Auf dem Weg zu seinem Auto erhielt Hansen einen Anruf aus dem Präsidium. Das Phantombild von Juliette Vermaelen war fertig. Hansen entschied, das Phantombild umgehend an die Presse weiterzuleiten und zusammen mit einer Suchanzeige am nächsten Tag zu veröffentlichen. Er tat einen tiefen Atemzug. Endlich nahmen die Ermittlungen Fahrt auf.
Jetzt aber hieß es, sich auf die bevorstehende Befragung von Robert Meltin zu konzentrieren. War es ein Wink des Schicksals, dass sich ihre Wege nochmals kreuzten? Hansen wusste, wie skrupellos Meltin war, wenn es um die Durchsetzung seiner Interessen ging. Warum also nicht auch im Fall Bender? Aber weshalb sollte er die Kuh schlachten, die er melken wollte? Und wie sollten die Morde an Kämper und Körlings ins Bild passen? Wenn es sich jedoch tatsächlich bewahrheiten sollte, dass Kämper ein Drogendealer war, dann hatten sowohl das erste Opfer als auch Mathias Bender auf die eine oder andere Art Kontakt zum kriminellen Milieu gehabt. Somit gab es so etwas wie eine Gemeinsamkeit zwischen den beiden Opfern. Zugegeben, es wirkte auf den ersten Blick ein wenig konstruiert. Aber immerhin war es ein interessanter Ansatz.
Hansen fuhr auf direktem Wege zum »Klub Baroness«, wo Meltin in der Regel anzutreffen war. Aber als er knapp zwanzig Minuten später dort ankam, wurde er enttäuscht. Meltin war nicht da. Niemand öffnete die Eingangstür, auch auf mehrmaliges Sturmklingeln und Klopfen hin nicht. Also stattete er Meltin einen Privatbesuch ab.

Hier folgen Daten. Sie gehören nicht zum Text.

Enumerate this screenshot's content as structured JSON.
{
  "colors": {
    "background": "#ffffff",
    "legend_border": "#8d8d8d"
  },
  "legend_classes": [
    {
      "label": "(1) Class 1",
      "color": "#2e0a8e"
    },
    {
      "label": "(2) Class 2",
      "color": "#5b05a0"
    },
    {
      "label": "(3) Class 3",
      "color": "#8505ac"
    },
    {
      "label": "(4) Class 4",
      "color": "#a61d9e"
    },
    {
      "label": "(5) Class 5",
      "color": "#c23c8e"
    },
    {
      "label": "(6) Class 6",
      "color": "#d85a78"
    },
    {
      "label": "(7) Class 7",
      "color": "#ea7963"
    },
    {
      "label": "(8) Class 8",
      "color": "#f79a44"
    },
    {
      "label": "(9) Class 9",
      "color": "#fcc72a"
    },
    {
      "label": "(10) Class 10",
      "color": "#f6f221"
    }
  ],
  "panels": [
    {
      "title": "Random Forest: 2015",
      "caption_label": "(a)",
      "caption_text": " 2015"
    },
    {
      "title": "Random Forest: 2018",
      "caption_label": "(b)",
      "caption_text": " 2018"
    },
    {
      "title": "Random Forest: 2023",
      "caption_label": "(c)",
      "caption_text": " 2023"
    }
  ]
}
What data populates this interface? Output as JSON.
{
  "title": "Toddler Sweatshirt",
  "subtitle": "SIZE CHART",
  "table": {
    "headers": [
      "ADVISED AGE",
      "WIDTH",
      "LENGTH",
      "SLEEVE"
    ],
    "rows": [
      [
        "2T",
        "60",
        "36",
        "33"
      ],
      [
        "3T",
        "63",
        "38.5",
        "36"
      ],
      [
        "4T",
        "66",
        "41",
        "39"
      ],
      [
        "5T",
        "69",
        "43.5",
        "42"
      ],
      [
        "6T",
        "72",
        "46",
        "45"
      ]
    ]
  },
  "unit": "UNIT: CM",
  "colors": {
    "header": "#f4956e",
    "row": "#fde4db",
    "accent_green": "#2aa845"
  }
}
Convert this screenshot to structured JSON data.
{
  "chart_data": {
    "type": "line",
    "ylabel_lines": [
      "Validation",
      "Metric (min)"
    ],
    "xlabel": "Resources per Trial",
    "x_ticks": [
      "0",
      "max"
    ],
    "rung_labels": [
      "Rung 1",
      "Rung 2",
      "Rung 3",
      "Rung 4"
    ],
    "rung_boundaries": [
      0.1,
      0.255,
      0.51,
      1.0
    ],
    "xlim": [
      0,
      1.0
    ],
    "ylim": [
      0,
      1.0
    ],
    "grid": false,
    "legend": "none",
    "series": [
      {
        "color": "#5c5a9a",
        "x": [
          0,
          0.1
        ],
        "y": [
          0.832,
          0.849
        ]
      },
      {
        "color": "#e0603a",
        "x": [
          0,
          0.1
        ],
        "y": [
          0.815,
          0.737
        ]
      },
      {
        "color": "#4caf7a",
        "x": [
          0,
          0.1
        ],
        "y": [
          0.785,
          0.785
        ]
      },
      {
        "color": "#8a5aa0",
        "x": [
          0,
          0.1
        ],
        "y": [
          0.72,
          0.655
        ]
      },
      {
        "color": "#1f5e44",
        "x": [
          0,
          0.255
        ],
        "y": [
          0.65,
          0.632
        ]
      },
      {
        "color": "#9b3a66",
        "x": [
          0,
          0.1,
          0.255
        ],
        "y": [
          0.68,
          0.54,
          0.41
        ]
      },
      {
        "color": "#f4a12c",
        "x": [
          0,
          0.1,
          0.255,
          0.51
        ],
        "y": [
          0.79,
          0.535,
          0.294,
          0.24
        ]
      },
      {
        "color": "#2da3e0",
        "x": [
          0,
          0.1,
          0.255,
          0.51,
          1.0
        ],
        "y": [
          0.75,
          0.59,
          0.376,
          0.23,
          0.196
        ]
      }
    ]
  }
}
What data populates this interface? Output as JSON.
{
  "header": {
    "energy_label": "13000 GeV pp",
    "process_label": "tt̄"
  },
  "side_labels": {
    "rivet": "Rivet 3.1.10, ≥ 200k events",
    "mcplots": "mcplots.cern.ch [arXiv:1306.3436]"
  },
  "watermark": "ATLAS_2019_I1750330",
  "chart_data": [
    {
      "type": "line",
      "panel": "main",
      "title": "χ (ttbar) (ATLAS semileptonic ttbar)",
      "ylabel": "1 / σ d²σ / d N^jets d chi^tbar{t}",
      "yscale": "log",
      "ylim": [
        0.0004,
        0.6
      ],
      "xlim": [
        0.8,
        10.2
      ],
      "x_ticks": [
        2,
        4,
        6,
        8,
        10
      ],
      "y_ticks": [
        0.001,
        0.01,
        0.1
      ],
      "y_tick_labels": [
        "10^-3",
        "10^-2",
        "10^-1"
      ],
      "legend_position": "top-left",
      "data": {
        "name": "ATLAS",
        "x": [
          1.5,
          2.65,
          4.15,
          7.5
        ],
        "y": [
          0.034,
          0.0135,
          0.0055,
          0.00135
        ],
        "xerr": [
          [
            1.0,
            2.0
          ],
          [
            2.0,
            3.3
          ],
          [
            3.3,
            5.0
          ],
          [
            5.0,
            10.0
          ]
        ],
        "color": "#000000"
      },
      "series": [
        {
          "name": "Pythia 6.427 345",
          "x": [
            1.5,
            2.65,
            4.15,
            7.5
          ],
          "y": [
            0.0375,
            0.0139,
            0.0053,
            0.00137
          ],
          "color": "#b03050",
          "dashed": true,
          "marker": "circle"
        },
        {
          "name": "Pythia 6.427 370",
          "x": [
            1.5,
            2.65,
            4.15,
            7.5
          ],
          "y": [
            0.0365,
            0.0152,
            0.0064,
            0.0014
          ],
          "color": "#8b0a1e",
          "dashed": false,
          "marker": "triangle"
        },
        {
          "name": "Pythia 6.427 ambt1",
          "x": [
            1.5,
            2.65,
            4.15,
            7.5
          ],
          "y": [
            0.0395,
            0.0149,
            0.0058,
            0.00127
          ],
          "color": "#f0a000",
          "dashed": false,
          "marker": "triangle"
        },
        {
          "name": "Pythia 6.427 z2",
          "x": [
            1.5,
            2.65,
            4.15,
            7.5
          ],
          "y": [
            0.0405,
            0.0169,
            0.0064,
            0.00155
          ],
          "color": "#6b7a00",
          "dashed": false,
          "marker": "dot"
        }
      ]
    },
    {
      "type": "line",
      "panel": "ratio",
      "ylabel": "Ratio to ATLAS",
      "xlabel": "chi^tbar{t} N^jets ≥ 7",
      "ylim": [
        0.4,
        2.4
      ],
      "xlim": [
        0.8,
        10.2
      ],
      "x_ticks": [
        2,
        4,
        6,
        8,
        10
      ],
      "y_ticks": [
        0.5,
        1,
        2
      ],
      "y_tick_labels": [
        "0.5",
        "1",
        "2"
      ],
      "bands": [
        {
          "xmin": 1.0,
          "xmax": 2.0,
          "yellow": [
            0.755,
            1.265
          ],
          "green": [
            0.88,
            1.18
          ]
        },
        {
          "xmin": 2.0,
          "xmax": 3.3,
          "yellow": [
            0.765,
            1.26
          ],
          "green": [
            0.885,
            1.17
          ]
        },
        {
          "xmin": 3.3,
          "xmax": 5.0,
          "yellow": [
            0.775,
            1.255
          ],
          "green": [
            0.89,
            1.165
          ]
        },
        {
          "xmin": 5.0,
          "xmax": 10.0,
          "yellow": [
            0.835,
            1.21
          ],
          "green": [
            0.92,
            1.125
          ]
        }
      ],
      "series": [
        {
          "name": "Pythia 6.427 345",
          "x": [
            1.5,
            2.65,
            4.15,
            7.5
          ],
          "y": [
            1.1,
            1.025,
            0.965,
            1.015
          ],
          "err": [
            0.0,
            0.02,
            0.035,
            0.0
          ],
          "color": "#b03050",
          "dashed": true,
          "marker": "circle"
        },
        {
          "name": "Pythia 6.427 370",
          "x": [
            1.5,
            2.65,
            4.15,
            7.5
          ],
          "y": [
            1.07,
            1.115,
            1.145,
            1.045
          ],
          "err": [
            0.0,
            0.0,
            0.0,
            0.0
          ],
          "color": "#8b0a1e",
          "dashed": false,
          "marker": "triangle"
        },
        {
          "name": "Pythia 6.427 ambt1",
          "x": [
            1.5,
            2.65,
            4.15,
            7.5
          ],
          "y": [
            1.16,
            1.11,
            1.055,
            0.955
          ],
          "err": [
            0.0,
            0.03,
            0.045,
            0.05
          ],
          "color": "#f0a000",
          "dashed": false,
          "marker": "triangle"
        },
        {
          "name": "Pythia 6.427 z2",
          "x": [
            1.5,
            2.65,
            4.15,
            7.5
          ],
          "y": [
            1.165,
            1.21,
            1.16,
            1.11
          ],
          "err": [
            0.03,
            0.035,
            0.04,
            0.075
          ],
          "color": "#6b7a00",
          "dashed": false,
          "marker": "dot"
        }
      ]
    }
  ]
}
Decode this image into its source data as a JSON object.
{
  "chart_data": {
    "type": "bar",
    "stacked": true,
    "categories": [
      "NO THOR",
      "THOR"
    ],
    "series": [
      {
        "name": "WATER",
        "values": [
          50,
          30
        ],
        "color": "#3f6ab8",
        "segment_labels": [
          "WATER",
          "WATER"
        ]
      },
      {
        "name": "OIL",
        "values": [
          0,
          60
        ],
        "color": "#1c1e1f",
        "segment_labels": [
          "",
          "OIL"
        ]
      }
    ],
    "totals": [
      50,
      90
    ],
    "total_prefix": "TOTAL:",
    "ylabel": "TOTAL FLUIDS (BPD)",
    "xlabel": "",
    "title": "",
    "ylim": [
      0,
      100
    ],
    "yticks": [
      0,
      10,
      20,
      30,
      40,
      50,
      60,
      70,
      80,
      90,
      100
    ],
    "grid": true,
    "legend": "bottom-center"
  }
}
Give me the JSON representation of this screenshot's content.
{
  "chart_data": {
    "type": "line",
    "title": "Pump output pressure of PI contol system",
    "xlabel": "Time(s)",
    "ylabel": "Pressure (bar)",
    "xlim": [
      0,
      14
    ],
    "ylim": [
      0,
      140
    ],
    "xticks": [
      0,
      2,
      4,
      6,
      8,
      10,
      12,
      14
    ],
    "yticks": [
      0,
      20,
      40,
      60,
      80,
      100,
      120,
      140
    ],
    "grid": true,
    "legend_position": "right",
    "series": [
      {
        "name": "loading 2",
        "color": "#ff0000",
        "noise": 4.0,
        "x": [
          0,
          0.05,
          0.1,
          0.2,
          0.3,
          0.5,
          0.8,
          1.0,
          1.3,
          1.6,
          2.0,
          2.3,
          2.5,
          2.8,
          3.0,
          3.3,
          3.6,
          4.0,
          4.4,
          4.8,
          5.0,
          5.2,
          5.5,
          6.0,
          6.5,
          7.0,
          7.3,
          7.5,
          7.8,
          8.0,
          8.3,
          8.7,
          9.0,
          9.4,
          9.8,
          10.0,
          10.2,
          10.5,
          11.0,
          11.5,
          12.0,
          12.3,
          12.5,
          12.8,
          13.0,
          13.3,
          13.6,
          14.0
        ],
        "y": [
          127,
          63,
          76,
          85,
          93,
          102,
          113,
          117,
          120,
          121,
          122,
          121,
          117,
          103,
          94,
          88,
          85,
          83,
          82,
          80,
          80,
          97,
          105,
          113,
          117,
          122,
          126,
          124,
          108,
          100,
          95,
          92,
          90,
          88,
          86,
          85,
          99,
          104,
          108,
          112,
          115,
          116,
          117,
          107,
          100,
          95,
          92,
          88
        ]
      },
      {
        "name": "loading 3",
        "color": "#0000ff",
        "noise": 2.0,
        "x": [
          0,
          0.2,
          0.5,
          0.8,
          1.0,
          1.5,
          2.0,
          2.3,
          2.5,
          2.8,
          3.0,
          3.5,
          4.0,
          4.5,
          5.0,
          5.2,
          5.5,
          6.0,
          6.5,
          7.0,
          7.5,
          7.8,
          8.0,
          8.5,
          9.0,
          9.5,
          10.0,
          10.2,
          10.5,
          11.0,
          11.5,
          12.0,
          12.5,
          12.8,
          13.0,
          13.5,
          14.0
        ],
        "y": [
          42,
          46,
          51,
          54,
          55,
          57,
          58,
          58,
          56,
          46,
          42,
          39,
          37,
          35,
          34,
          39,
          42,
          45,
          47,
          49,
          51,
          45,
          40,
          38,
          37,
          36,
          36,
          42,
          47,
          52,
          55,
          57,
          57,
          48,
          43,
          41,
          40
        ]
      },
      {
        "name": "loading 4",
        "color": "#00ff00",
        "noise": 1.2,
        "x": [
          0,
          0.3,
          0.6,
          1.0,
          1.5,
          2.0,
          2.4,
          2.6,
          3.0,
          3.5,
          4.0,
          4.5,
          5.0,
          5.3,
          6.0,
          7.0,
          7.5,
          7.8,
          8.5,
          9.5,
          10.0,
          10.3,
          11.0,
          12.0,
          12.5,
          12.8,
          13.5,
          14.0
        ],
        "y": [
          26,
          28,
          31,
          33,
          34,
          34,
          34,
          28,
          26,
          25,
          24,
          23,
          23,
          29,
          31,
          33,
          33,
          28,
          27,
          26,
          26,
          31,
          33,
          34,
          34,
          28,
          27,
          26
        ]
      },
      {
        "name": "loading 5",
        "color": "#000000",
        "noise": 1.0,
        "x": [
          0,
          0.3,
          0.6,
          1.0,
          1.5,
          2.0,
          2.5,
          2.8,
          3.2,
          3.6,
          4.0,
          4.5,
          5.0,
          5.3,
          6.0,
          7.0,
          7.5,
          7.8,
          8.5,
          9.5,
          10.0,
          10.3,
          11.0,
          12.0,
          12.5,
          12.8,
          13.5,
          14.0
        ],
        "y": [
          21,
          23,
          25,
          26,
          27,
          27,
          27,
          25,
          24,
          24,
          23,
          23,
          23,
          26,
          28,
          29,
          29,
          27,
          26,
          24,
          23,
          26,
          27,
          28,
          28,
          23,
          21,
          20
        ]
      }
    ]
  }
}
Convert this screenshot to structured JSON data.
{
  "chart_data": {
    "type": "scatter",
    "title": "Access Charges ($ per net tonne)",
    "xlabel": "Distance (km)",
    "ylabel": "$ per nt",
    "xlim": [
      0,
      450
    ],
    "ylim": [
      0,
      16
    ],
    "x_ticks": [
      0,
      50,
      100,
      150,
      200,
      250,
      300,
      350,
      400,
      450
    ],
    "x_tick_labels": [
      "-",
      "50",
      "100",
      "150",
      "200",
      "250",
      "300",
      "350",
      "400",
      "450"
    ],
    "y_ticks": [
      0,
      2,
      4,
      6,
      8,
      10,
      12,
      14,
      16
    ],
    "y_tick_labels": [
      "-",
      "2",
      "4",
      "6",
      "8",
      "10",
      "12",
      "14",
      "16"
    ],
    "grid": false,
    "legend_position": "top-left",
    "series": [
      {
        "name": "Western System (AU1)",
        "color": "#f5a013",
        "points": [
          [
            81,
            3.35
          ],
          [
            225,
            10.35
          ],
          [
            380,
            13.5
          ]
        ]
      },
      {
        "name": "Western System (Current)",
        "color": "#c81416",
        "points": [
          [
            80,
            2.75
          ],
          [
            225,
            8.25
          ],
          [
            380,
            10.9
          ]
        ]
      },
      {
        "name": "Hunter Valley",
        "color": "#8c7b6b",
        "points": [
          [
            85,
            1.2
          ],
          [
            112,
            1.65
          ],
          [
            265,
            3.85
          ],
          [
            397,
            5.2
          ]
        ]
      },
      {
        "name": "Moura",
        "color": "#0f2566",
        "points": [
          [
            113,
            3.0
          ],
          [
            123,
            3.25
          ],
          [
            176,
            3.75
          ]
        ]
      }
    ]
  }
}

Er brauchte weitere fünfzehn Minuten, bis er die Feldstraße in Broichweiden erreichte. Aber Meltin war auch nicht zu Hause.
Frustriert überlegte Hansen, ob es Sinn ergab, die anderen Klubs, die Meltin gehörten, aufzusuchen oder bis morgen zu warten. Er entschied sich für Letzteres und fuhr noch einmal ins Präsidium. Er wollte, wenn er schon Zeit geschenkt bekam, sich eine Strategie für die Befragung überlegen.
Gegen neunzehn Uhr, Hansen wollte gerade aufbrechen, rief Hellhausen an. Natürlich wollte er sich nach den Früchten ihrer Arbeit erkundigen. Nachdem Hansen dem Kriminalrat die jüngsten Fortschritte geschildert hatte, fuhr er völlig erledigt nach Hause. Dort fand er einen Zettel auf dem Küchentisch. Christine war mit einer ihrer Kolleginnen zum Badminton gegangen. Hansen hatte es mal wieder vergessen, obwohl sie es ihm am Vortag noch erzählt hatte. Also würde er wieder einmal alleine zu Abend essen müssen. Nachdem er den Nudelauflauf verputzt hatte, den er im Kühlschrank gefunden hatte, ließ er sich ein heißes Bad ein. Seine Frau würde wohl nicht vor elf Uhr zu Hause sein, da sie normalerweise nach dem Sport noch etwas trinken ging. Er warf noch einen kurzen Blick in die Tageszeitung und ging gegen dreiundzwanzig Uhr völlig erledigt ins Bett. Kaum, dass er sich hingelegt hatte, war er auch schon eingeschlafen.